Les maisons d'édition qui refuseront votre manuscrit (il y en aura, ne rêvons pas) ne vous feront généralement pas de retour critique, faute de temps, et parce que ce n'est pas leur rôle de toute façon. Mais si un comité de lecture prend la peine de vous dire ce qu'il a pensé de votre livre, même succinctement, ce sera sans doute une critique professionnelle très enrichissante qui pourra vous aider à progresser (même si encore une fois tout est subjectif et ses conseils n'iront peut-être que dans le sens de son propre catalogue). 

En revanche, un éditeur qui accepte de publier votre roman sera votre dernier et ultime bêta-lecteur. Et pas des moindres ! C'est son métier, il s'y connaît et vous fera sans doute un bilan extrêmement constructif. Et même si votre projet lui plaît, avant de le publier il vous demandera certainement de modifier encore des choses.

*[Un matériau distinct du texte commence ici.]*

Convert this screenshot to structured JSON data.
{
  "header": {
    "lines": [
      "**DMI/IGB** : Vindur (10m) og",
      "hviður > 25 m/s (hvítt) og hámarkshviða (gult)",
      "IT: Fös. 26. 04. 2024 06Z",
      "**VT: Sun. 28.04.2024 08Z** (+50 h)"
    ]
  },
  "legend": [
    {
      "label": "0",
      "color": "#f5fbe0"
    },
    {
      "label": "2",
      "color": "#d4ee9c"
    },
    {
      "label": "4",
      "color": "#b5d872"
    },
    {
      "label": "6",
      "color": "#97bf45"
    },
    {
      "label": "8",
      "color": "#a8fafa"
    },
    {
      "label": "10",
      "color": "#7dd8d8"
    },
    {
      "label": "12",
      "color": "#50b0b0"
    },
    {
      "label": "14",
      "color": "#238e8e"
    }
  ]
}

Là, le dialogue et les compromis sont de mise, pour être sûr d'aller dans le même sens. 

Si tout va bien, il vous fera des critiques bienveillantes qui vous parleront, voire qui vous enthousiasmeront car vous aurez le sentiment que c'était tout ce qui manquait pour que votre roman soit vraiment parfait. 

En revanche, s'il veut vous faire effectuer des changements trop importants, charcuter des chapitres entiers, voire dénaturer l'esprit du livre, notamment pour des raisons commerciales ou le faire rentrer dans les clous de l'une de ses collections, attention. Votre roman, c'est votre bébé, et il mérite de paraître avec vos valeurs et l'esprit que vous avez voulu lui donner. Si un éditeur ne comprend pas cela, osez dire non, et, si aucune négociation n'est possible, tentez votre chance ailleurs, auprès de quelqu'un qui appréciera votre livre à sa juste valeur et saura le faire « vivre ».

 

Et vous, avez-vous déjà eu des bêta-lecteurs ? Quels profils avez-vous rencontrés ? Cela vous a-t-il aidé ? L'avez-vous déjà été pour quelqu'un ?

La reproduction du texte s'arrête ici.